Odder still, officials have been charged with violations of the Travel Act, which says that it is illegal to engage in interstate or foreign travel, or use “any facility in interstate commerce” to carry out an illegal activity (it helps that some states have laws against commercial bribery). Any relevant transaction with an American link can be targeted—such as the one in which an employee of a Bahamas-based bank flew to New York to pick up an alleged bribe of $250,000.
A third explanation for American zeal is the prevalence of plea-bargaining. Prosecutors commonly collar people they suspect of being part of a conspiracy, threaten them with all sorts of charges and decades in prison, then offer them leniency in a plea deal if they testify against others. Chuck Blazer and the sons of another former FIFA official have pleaded guilty and reportedly spilled beans.
In comparison, European judicial systems discourage plea-bargaining because of the risk that suspects will not so much sing as compose, inventing stories that implicate others. Europe is also more wedded to the doctrine of “comity”, which holds that courts should not act in a way that demeans the jurisdiction, laws or judicial decisions of another country. “In practice, this translates into keeping your collective nose out of other nations’ legal affairs, with a few exceptions, such as war crimes,” says Stephen Platt, a barrister and an expert on financial crime.

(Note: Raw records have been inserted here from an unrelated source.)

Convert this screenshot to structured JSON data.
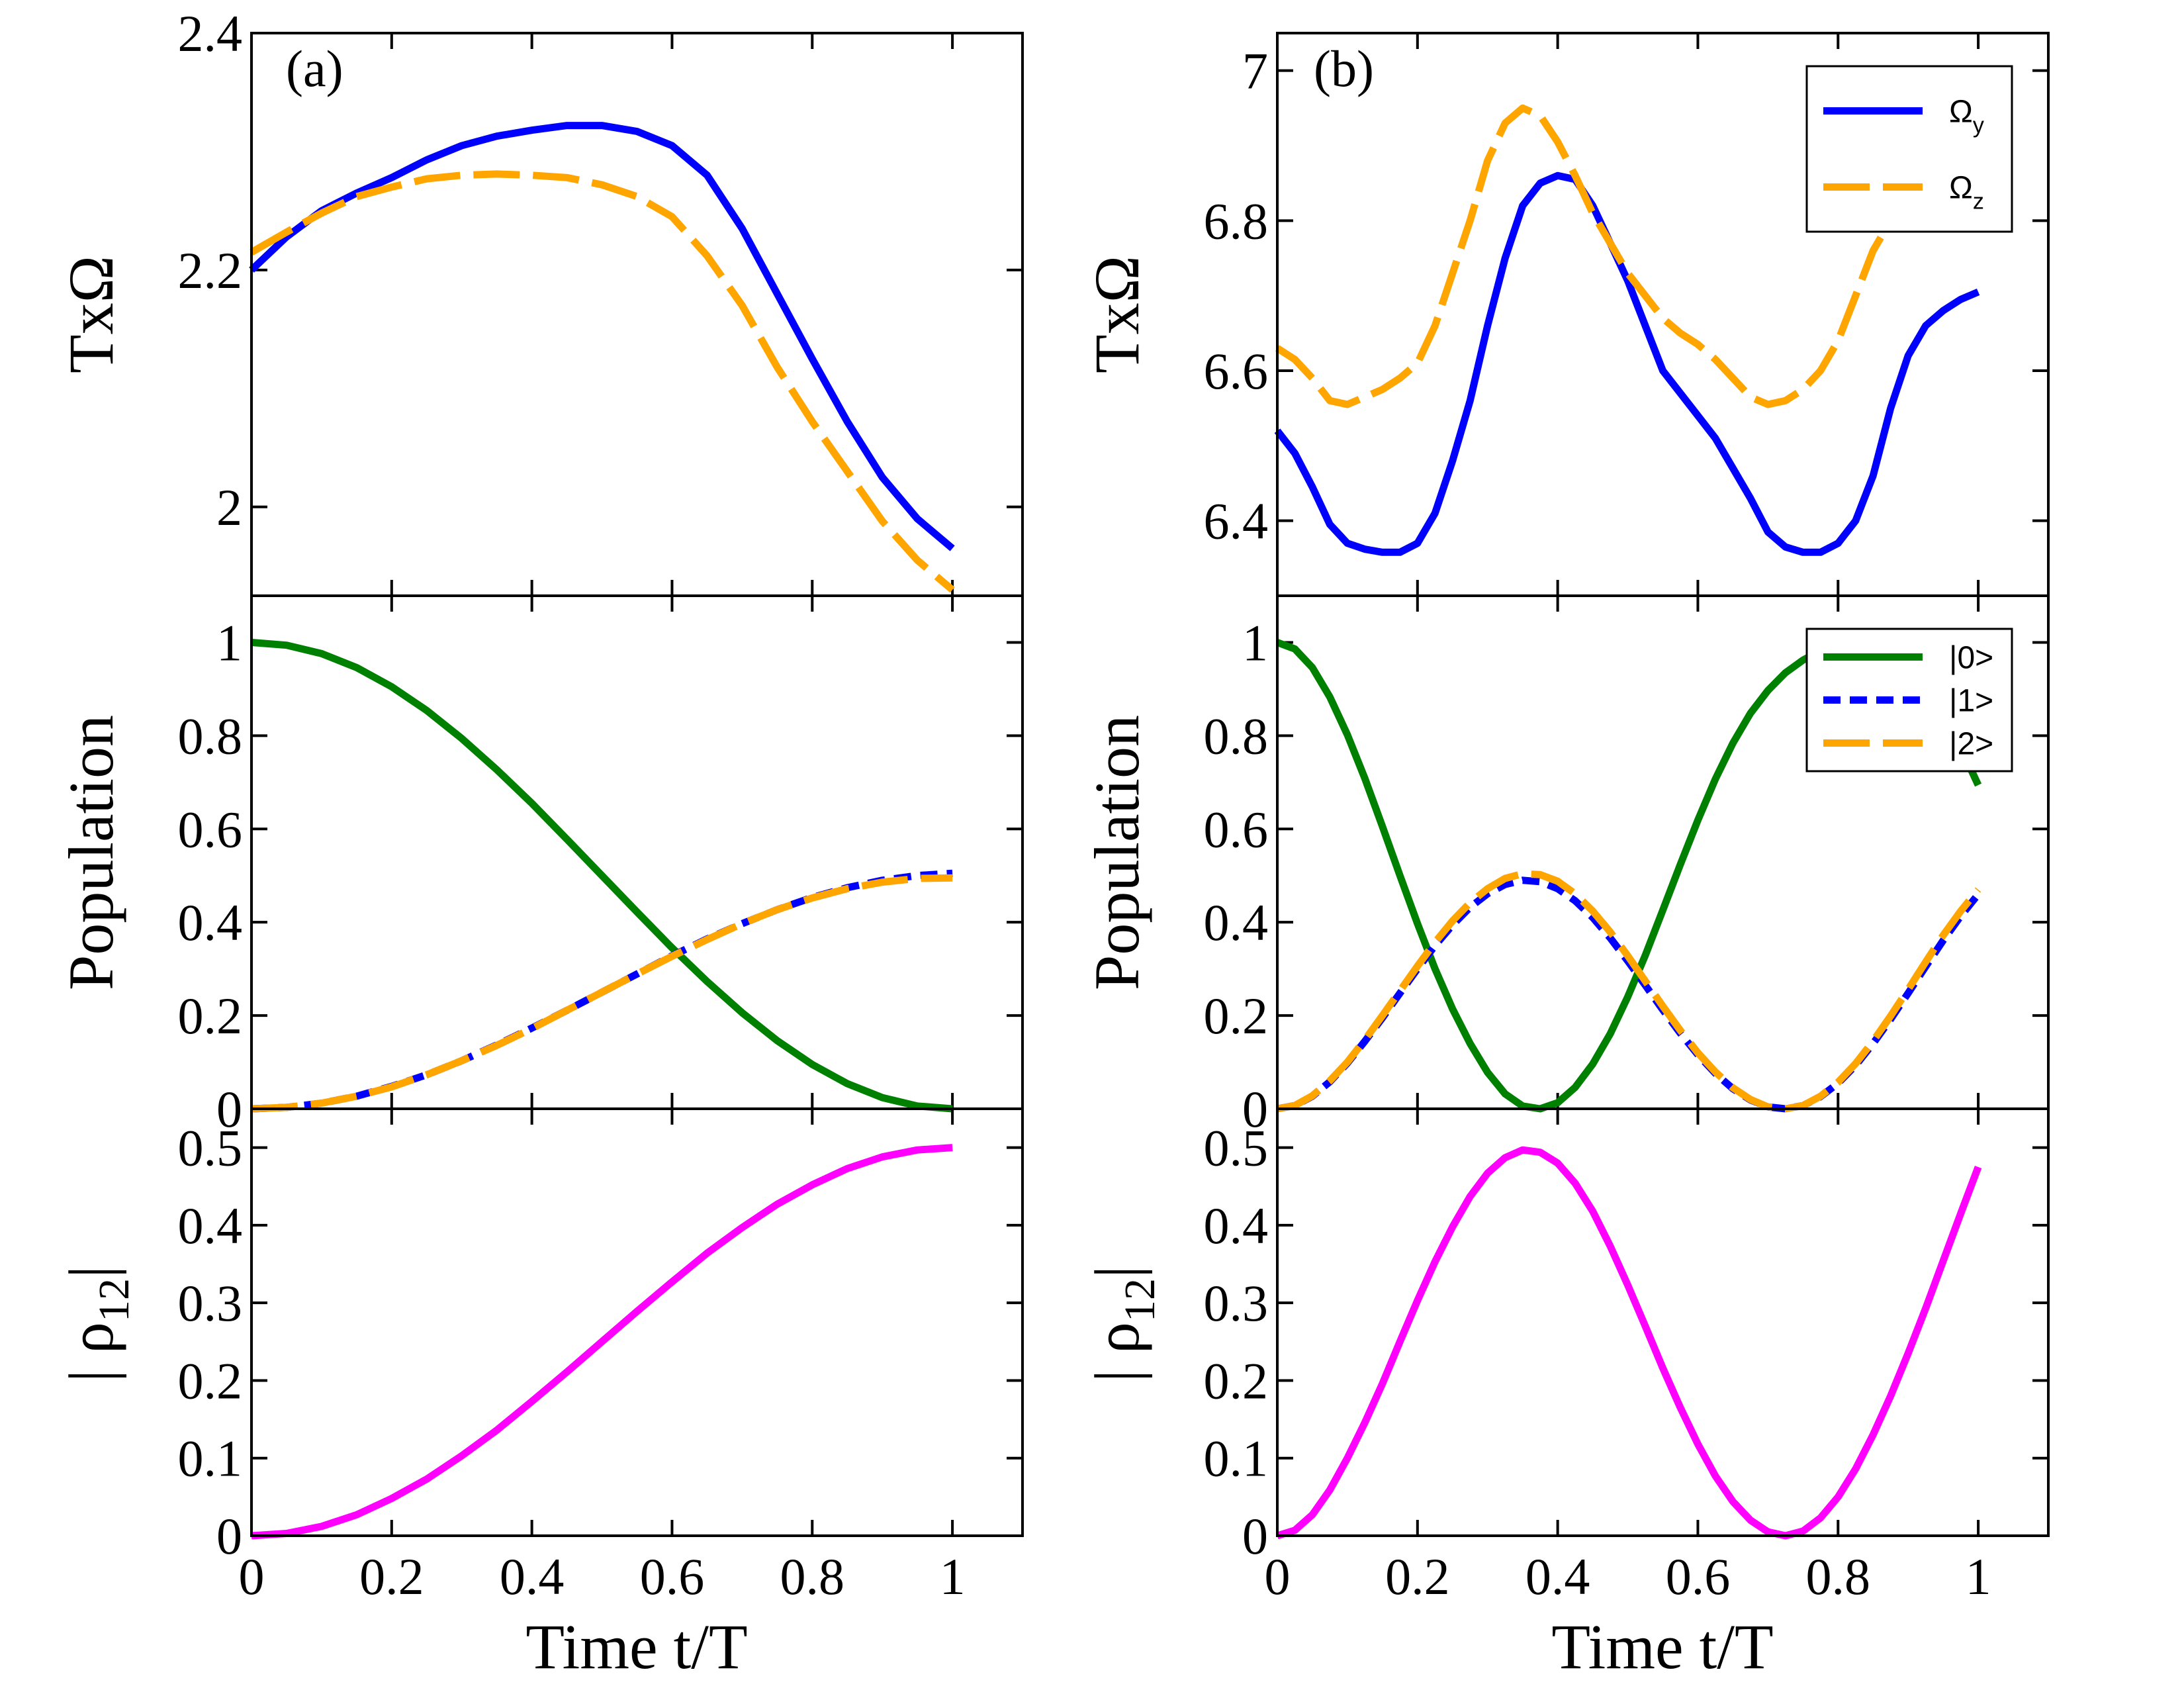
{
  "figure": {
    "x_title": "Time t/T",
    "y_titles": {
      "omega": "TxΩ",
      "population": "Population",
      "rho_main": "| ρ",
      "rho_sub": "12",
      "rho_end": "|"
    },
    "panel_labels": {
      "a": "(a)",
      "b": "(b)"
    }
  },
  "legends": {
    "omega": [
      {
        "key": "omega_y",
        "label": "Ω",
        "sub": "y",
        "color": "#0000ff",
        "dash": "solid"
      },
      {
        "key": "omega_z",
        "label": "Ω",
        "sub": "z",
        "color": "#ffa500",
        "dash": "dashdot"
      }
    ],
    "population": [
      {
        "key": "p0",
        "label": "|0>",
        "color": "#008000",
        "dash": "solid"
      },
      {
        "key": "p1",
        "label": "|1>",
        "color": "#0000ff",
        "dash": "dashed"
      },
      {
        "key": "p2",
        "label": "|2>",
        "color": "#ffa500",
        "dash": "dashdot"
      }
    ]
  },
  "chart_data": [
    {
      "type": "line",
      "panel": "a",
      "row": "omega",
      "title": "(a)",
      "xlabel": "",
      "ylabel": "TxΩ",
      "xlim": [
        0,
        1.1
      ],
      "ylim": [
        1.925,
        2.4
      ],
      "yticks": [
        2,
        2.2,
        2.4
      ],
      "ytick_labels": [
        "2",
        "2.2",
        "2.4"
      ],
      "show_xtick_labels": false,
      "series": [
        {
          "name": "Ω_y",
          "color": "#0000ff",
          "dash": "solid",
          "x": [
            0,
            0.05,
            0.1,
            0.15,
            0.2,
            0.25,
            0.3,
            0.35,
            0.4,
            0.45,
            0.5,
            0.55,
            0.6,
            0.65,
            0.7,
            0.75,
            0.8,
            0.85,
            0.9,
            0.95,
            1.0
          ],
          "y": [
            2.2,
            2.228,
            2.25,
            2.265,
            2.278,
            2.293,
            2.305,
            2.313,
            2.318,
            2.322,
            2.322,
            2.317,
            2.305,
            2.28,
            2.235,
            2.18,
            2.125,
            2.072,
            2.025,
            1.99,
            1.965
          ]
        },
        {
          "name": "Ω_z",
          "color": "#ffa500",
          "dash": "dashdot",
          "x": [
            0,
            0.05,
            0.1,
            0.15,
            0.2,
            0.25,
            0.3,
            0.35,
            0.4,
            0.45,
            0.5,
            0.55,
            0.6,
            0.65,
            0.7,
            0.75,
            0.8,
            0.85,
            0.9,
            0.95,
            1.0
          ],
          "y": [
            2.215,
            2.232,
            2.248,
            2.262,
            2.27,
            2.277,
            2.28,
            2.281,
            2.28,
            2.278,
            2.272,
            2.262,
            2.245,
            2.212,
            2.17,
            2.118,
            2.072,
            2.03,
            1.988,
            1.955,
            1.93
          ]
        }
      ]
    },
    {
      "type": "line",
      "panel": "b",
      "row": "omega",
      "title": "(b)",
      "xlabel": "",
      "ylabel": "TxΩ",
      "xlim": [
        0,
        1.1
      ],
      "ylim": [
        6.3,
        7.05
      ],
      "yticks": [
        6.4,
        6.6,
        6.8,
        7.0
      ],
      "ytick_labels": [
        "6.4",
        "6.6",
        "6.8",
        "7"
      ],
      "show_xtick_labels": false,
      "series": [
        {
          "name": "Ω_y",
          "color": "#0000ff",
          "dash": "solid",
          "x": [
            0,
            0.025,
            0.05,
            0.075,
            0.1,
            0.125,
            0.15,
            0.175,
            0.2,
            0.225,
            0.25,
            0.275,
            0.3,
            0.325,
            0.35,
            0.375,
            0.4,
            0.425,
            0.45,
            0.475,
            0.5,
            0.525,
            0.55,
            0.575,
            0.6,
            0.625,
            0.65,
            0.675,
            0.7,
            0.725,
            0.75,
            0.775,
            0.8,
            0.825,
            0.85,
            0.875,
            0.9,
            0.925,
            0.95,
            0.975,
            1.0
          ],
          "y": [
            6.52,
            6.49,
            6.445,
            6.395,
            6.37,
            6.362,
            6.358,
            6.358,
            6.37,
            6.41,
            6.48,
            6.56,
            6.66,
            6.75,
            6.82,
            6.85,
            6.86,
            6.855,
            6.82,
            6.77,
            6.72,
            6.66,
            6.6,
            6.57,
            6.54,
            6.51,
            6.47,
            6.43,
            6.385,
            6.365,
            6.358,
            6.358,
            6.37,
            6.4,
            6.46,
            6.55,
            6.62,
            6.66,
            6.68,
            6.695,
            6.705
          ]
        },
        {
          "name": "Ω_z",
          "color": "#ffa500",
          "dash": "dashdot",
          "x": [
            0,
            0.025,
            0.05,
            0.075,
            0.1,
            0.125,
            0.15,
            0.175,
            0.2,
            0.225,
            0.25,
            0.275,
            0.3,
            0.325,
            0.35,
            0.375,
            0.4,
            0.425,
            0.45,
            0.475,
            0.5,
            0.525,
            0.55,
            0.575,
            0.6,
            0.625,
            0.65,
            0.675,
            0.7,
            0.725,
            0.75,
            0.775,
            0.8,
            0.825,
            0.85,
            0.875,
            0.9,
            0.925,
            0.95
          ],
          "y": [
            6.63,
            6.615,
            6.59,
            6.56,
            6.555,
            6.565,
            6.575,
            6.59,
            6.61,
            6.66,
            6.73,
            6.8,
            6.88,
            6.93,
            6.95,
            6.94,
            6.905,
            6.86,
            6.81,
            6.77,
            6.73,
            6.7,
            6.67,
            6.65,
            6.635,
            6.615,
            6.59,
            6.565,
            6.555,
            6.56,
            6.575,
            6.6,
            6.64,
            6.7,
            6.76,
            6.8,
            6.83,
            6.85,
            6.86
          ]
        }
      ]
    },
    {
      "type": "line",
      "panel": "a",
      "row": "population",
      "xlabel": "",
      "ylabel": "Population",
      "xlim": [
        0,
        1.1
      ],
      "ylim": [
        0,
        1.1
      ],
      "yticks": [
        0,
        0.2,
        0.4,
        0.6,
        0.8,
        1.0
      ],
      "ytick_labels": [
        "0",
        "0.2",
        "0.4",
        "0.6",
        "0.8",
        "1"
      ],
      "show_xtick_labels": false,
      "series": [
        {
          "name": "|0>",
          "color": "#008000",
          "dash": "solid",
          "x": [
            0,
            0.05,
            0.1,
            0.15,
            0.2,
            0.25,
            0.3,
            0.35,
            0.4,
            0.45,
            0.5,
            0.55,
            0.6,
            0.65,
            0.7,
            0.75,
            0.8,
            0.85,
            0.9,
            0.95,
            1.0
          ],
          "y": [
            1.0,
            0.994,
            0.976,
            0.946,
            0.905,
            0.854,
            0.794,
            0.727,
            0.655,
            0.578,
            0.5,
            0.422,
            0.345,
            0.273,
            0.206,
            0.146,
            0.095,
            0.054,
            0.024,
            0.006,
            0.0
          ]
        },
        {
          "name": "|1>",
          "color": "#0000ff",
          "dash": "dashed",
          "x": [
            0,
            0.05,
            0.1,
            0.15,
            0.2,
            0.25,
            0.3,
            0.35,
            0.4,
            0.45,
            0.5,
            0.55,
            0.6,
            0.65,
            0.7,
            0.75,
            0.8,
            0.85,
            0.9,
            0.95,
            1.0
          ],
          "y": [
            0.0,
            0.003,
            0.012,
            0.027,
            0.048,
            0.073,
            0.103,
            0.137,
            0.173,
            0.211,
            0.25,
            0.289,
            0.328,
            0.364,
            0.397,
            0.427,
            0.453,
            0.474,
            0.49,
            0.5,
            0.505
          ]
        },
        {
          "name": "|2>",
          "color": "#ffa500",
          "dash": "dashdot",
          "x": [
            0,
            0.05,
            0.1,
            0.15,
            0.2,
            0.25,
            0.3,
            0.35,
            0.4,
            0.45,
            0.5,
            0.55,
            0.6,
            0.65,
            0.7,
            0.75,
            0.8,
            0.85,
            0.9,
            0.95,
            1.0
          ],
          "y": [
            0.0,
            0.003,
            0.012,
            0.027,
            0.047,
            0.073,
            0.103,
            0.136,
            0.172,
            0.211,
            0.25,
            0.289,
            0.327,
            0.363,
            0.397,
            0.427,
            0.452,
            0.472,
            0.486,
            0.494,
            0.495
          ]
        }
      ]
    },
    {
      "type": "line",
      "panel": "b",
      "row": "population",
      "xlabel": "",
      "ylabel": "Population",
      "xlim": [
        0,
        1.1
      ],
      "ylim": [
        0,
        1.1
      ],
      "yticks": [
        0,
        0.2,
        0.4,
        0.6,
        0.8,
        1.0
      ],
      "ytick_labels": [
        "0",
        "0.2",
        "0.4",
        "0.6",
        "0.8",
        "1"
      ],
      "show_xtick_labels": false,
      "series": [
        {
          "name": "|0>",
          "color": "#008000",
          "dash": "solid",
          "x": [
            0,
            0.025,
            0.05,
            0.075,
            0.1,
            0.125,
            0.15,
            0.175,
            0.2,
            0.225,
            0.25,
            0.275,
            0.3,
            0.325,
            0.35,
            0.375,
            0.4,
            0.425,
            0.45,
            0.475,
            0.5,
            0.525,
            0.55,
            0.575,
            0.6,
            0.625,
            0.65,
            0.675,
            0.7,
            0.725,
            0.75,
            0.775,
            0.8,
            0.825,
            0.85,
            0.875,
            0.9,
            0.925,
            0.95,
            0.975,
            1.0
          ],
          "y": [
            1.0,
            0.986,
            0.946,
            0.883,
            0.802,
            0.708,
            0.605,
            0.5,
            0.397,
            0.3,
            0.214,
            0.14,
            0.078,
            0.032,
            0.006,
            0.0,
            0.013,
            0.046,
            0.096,
            0.161,
            0.24,
            0.329,
            0.426,
            0.524,
            0.619,
            0.707,
            0.784,
            0.848,
            0.897,
            0.935,
            0.962,
            0.982,
            0.995,
            1.0,
            0.995,
            0.977,
            0.946,
            0.902,
            0.845,
            0.775,
            0.694
          ]
        },
        {
          "name": "|1>",
          "color": "#0000ff",
          "dash": "dashed",
          "x": [
            0,
            0.025,
            0.05,
            0.075,
            0.1,
            0.125,
            0.15,
            0.175,
            0.2,
            0.225,
            0.25,
            0.275,
            0.3,
            0.325,
            0.35,
            0.375,
            0.4,
            0.425,
            0.45,
            0.475,
            0.5,
            0.525,
            0.55,
            0.575,
            0.6,
            0.625,
            0.65,
            0.675,
            0.7,
            0.725,
            0.75,
            0.775,
            0.8,
            0.825,
            0.85,
            0.875,
            0.9,
            0.925,
            0.95,
            0.975,
            1.0
          ],
          "y": [
            0.0,
            0.007,
            0.027,
            0.058,
            0.098,
            0.145,
            0.195,
            0.248,
            0.3,
            0.35,
            0.394,
            0.432,
            0.461,
            0.481,
            0.49,
            0.487,
            0.472,
            0.446,
            0.41,
            0.366,
            0.317,
            0.265,
            0.212,
            0.162,
            0.116,
            0.076,
            0.043,
            0.019,
            0.004,
            0.0,
            0.007,
            0.026,
            0.055,
            0.093,
            0.14,
            0.192,
            0.248,
            0.305,
            0.361,
            0.413,
            0.46
          ]
        },
        {
          "name": "|2>",
          "color": "#ffa500",
          "dash": "dashdot",
          "x": [
            0,
            0.025,
            0.05,
            0.075,
            0.1,
            0.125,
            0.15,
            0.175,
            0.2,
            0.225,
            0.25,
            0.275,
            0.3,
            0.325,
            0.35,
            0.375,
            0.4,
            0.425,
            0.45,
            0.475,
            0.5,
            0.525,
            0.55,
            0.575,
            0.6,
            0.625,
            0.65,
            0.675,
            0.7,
            0.725,
            0.75,
            0.775,
            0.8,
            0.825,
            0.85,
            0.875,
            0.9,
            0.925,
            0.95,
            0.975,
            1.0
          ],
          "y": [
            0.0,
            0.007,
            0.028,
            0.06,
            0.1,
            0.148,
            0.2,
            0.253,
            0.306,
            0.357,
            0.403,
            0.442,
            0.472,
            0.494,
            0.504,
            0.502,
            0.488,
            0.461,
            0.424,
            0.379,
            0.328,
            0.274,
            0.22,
            0.168,
            0.12,
            0.079,
            0.045,
            0.02,
            0.004,
            0.0,
            0.007,
            0.027,
            0.057,
            0.097,
            0.145,
            0.199,
            0.256,
            0.315,
            0.372,
            0.424,
            0.47
          ]
        }
      ]
    },
    {
      "type": "line",
      "panel": "a",
      "row": "rho",
      "xlabel": "Time t/T",
      "ylabel": "|ρ12|",
      "xlim": [
        0,
        1.1
      ],
      "ylim": [
        0,
        0.55
      ],
      "yticks": [
        0,
        0.1,
        0.2,
        0.3,
        0.4,
        0.5
      ],
      "ytick_labels": [
        "0",
        "0.1",
        "0.2",
        "0.3",
        "0.4",
        "0.5"
      ],
      "xticks": [
        0,
        0.2,
        0.4,
        0.6,
        0.8,
        1.0
      ],
      "xtick_labels": [
        "0",
        "0.2",
        "0.4",
        "0.6",
        "0.8",
        "1"
      ],
      "show_xtick_labels": true,
      "series": [
        {
          "name": "|ρ12|",
          "color": "#ff00ff",
          "dash": "solid",
          "x": [
            0,
            0.05,
            0.1,
            0.15,
            0.2,
            0.25,
            0.3,
            0.35,
            0.4,
            0.45,
            0.5,
            0.55,
            0.6,
            0.65,
            0.7,
            0.75,
            0.8,
            0.85,
            0.9,
            0.95,
            1.0
          ],
          "y": [
            0.0,
            0.003,
            0.012,
            0.027,
            0.048,
            0.073,
            0.103,
            0.136,
            0.173,
            0.211,
            0.25,
            0.289,
            0.327,
            0.364,
            0.397,
            0.427,
            0.452,
            0.473,
            0.488,
            0.497,
            0.5
          ]
        }
      ]
    },
    {
      "type": "line",
      "panel": "b",
      "row": "rho",
      "xlabel": "Time t/T",
      "ylabel": "|ρ12|",
      "xlim": [
        0,
        1.1
      ],
      "ylim": [
        0,
        0.55
      ],
      "yticks": [
        0,
        0.1,
        0.2,
        0.3,
        0.4,
        0.5
      ],
      "ytick_labels": [
        "0",
        "0.1",
        "0.2",
        "0.3",
        "0.4",
        "0.5"
      ],
      "xticks": [
        0,
        0.2,
        0.4,
        0.6,
        0.8,
        1.0
      ],
      "xtick_labels": [
        "0",
        "0.2",
        "0.4",
        "0.6",
        "0.8",
        "1"
      ],
      "show_xtick_labels": true,
      "series": [
        {
          "name": "|ρ12|",
          "color": "#ff00ff",
          "dash": "solid",
          "x": [
            0,
            0.025,
            0.05,
            0.075,
            0.1,
            0.125,
            0.15,
            0.175,
            0.2,
            0.225,
            0.25,
            0.275,
            0.3,
            0.325,
            0.35,
            0.375,
            0.4,
            0.425,
            0.45,
            0.475,
            0.5,
            0.525,
            0.55,
            0.575,
            0.6,
            0.625,
            0.65,
            0.675,
            0.7,
            0.725,
            0.75,
            0.775,
            0.8,
            0.825,
            0.85,
            0.875,
            0.9,
            0.925,
            0.95,
            0.975,
            1.0
          ],
          "y": [
            0.0,
            0.007,
            0.027,
            0.059,
            0.1,
            0.146,
            0.196,
            0.25,
            0.303,
            0.353,
            0.398,
            0.437,
            0.467,
            0.487,
            0.497,
            0.494,
            0.48,
            0.454,
            0.418,
            0.373,
            0.323,
            0.27,
            0.216,
            0.165,
            0.118,
            0.077,
            0.044,
            0.02,
            0.005,
            0.0,
            0.006,
            0.023,
            0.05,
            0.086,
            0.13,
            0.18,
            0.235,
            0.293,
            0.354,
            0.415,
            0.475
          ]
        }
      ]
    }
  ]
}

America has successfully bashed global banks. Last year it wrung $9 billion out of BNP Paribas for knowingly processing through New York transfers that violated sanctions against Iran, Cuba and Sudan. It has clobbered HSBC for its facilitation of Mexican money-laundering. But when it comes to bribery, America has sometimes been too audacious. The recent punishment of BHP Billiton was a legal stretch: the Anglo-Australian mining group was fined $25m for paying for African and Asian officials to attend the 2008 Olympics in Beijing, even though there was no evidence of a specific quid pro quo. Banks complain that regulators have gone too far by suggesting that the hiring of officials’ relatives counts as bribery.
In April, an American court dismissed charges against two Ukrainians, in a case in which the only American link was the tangential involvement of a federal agency. The judge slammed the case as a deeply misguided attempt to turn America into the world’s policeman. Welcome though their assault on corruption in football is, America’s crime-busters cannot hit every ball out of the park.